Creative Commons License

Jayaraman K.

Journal of Propulsion and Power, vol.37, no.5, pp.780-791, 2021 (SCI-Expanded)

  • Publication Type: Article / Article
  • Volume: 37 Issue: 5
  • Publication Date: 2021
  • Doi Number: 10.2514/1.b38217
  • Journal Name: Journal of Propulsion and Power
  • Journal Indexes: Science Citation Index Expanded (SCI-EXPANDED), Scopus, Aerospace Database, Aquatic Science & Fisheries Abstracts (ASFA), Communication Abstracts, Compendex, INSPEC, Metadex, Civil Engineering Abstracts
  • Page Numbers: pp.780-791
  • Middle East Technical University Affiliated: Yes


Experiments have been carried out to investigate the effect of cowl length variation on performance characteristics of a single expansion ramp nozzle. The performance parameters were estimated for cowl lengths of 0, 25, 50, 75, and 100% with respect to the horizontal length of the ramp.

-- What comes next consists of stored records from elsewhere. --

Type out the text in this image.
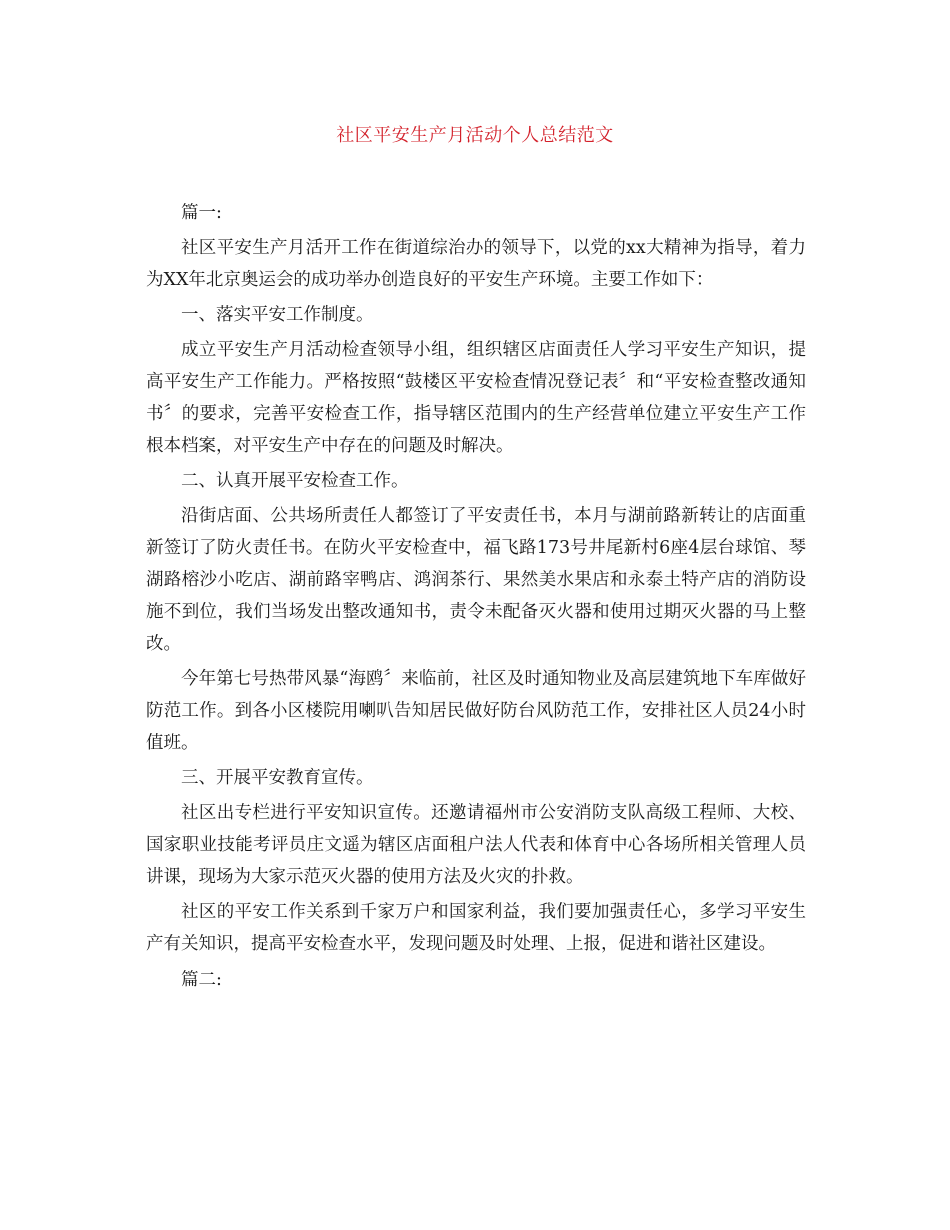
社区平安生产月活动个人总结范文

篇一:

社区平安生产月活开工作在街道综治办的领导下，以党的xx大精神为指导，着力为XX年北京奥运会的成功举办创造良好的平安生产环境。主要工作如下：

一、落实平安工作制度。

成立平安生产月活动检查领导小组，组织辖区店面责任人学习平安生产知识，提高平安生产工作能力。严格按照“鼓楼区平安检查情况登记表〞和“平安检查整改通知书〞的要求，完善平安检查工作，指导辖区范围内的生产经营单位建立平安生产工作根本档案，对平安生产中存在的问题及时解决。

二、认真开展平安检查工作。

沿街店面、公共场所责任人都签订了平安责任书，本月与湖前路新转让的店面重新签订了防火责任书。在防火平安检查中，福飞路173号井尾新村6座4层台球馆、琴湖路榕沙小吃店、湖前路宰鸭店、鸿润茶行、果然美水果店和永泰土特产店的消防设施不到位，我们当场发出整改通知书，责令未配备灭火器和使用过期灭火器的马上整改。

今年第七号热带风暴“海鸥〞来临前，社区及时通知物业及高层建筑地下车库做好防范工作。到各小区楼院用喇叭告知居民做好防台风防范工作，安排社区人员24小时值班。

三、开展平安教育宣传。

社区出专栏进行平安知识宣传。还邀请福州市公安消防支队高级工程师、大校、国家职业技能考评员庄文遥为辖区店面租户法人代表和体育中心各场所相关管理人员讲课，现场为大家示范灭火器的使用方法及火灾的扑救。

社区的平安工作关系到千家万户和国家利益，我们要加强责任心，多学习平安生产有关知识，提高平安检查水平，发现问题及时处理、上报，促进和谐社区建设。

篇二:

Experiments were conducted for different nozzle pressure ratios ranging between 1.5 and 9. The wall static pressure distribution data were measured from the tests to estimate the various performance parameters, such as axial thrust, normal force, gross thrust, thrust vectoring angle, and coefficient of pitching moment. High-speed schlieren imaging was used to visualize the flow separation and shock patterns and to measure the jet width. The flow was separated from the ramp wall up to a nozzle pressure ratio of 3 for all cowl cases. The shorter cowl length delays the downstream movement of shock-induced boundary separation inside the nozzle as compared to the longer cowl. The cowl trailing-edge flow was more underexpanded than the ramp tip flow. As cowl length increases, the increased restriction results in higher axial thrust and also increases the normal force. The pitching moment and thrust vectoring were dominated by normal force. Overall, as the nozzle pressure ratio increases, the axial force and jet width increase, whereas the normal force and the pitching moment increase up to a certain level and then decrease. As the cowl length increases, the axial thrust, normal thrust, pitching moment, and thrust vector angle increase, while the jet width decreases.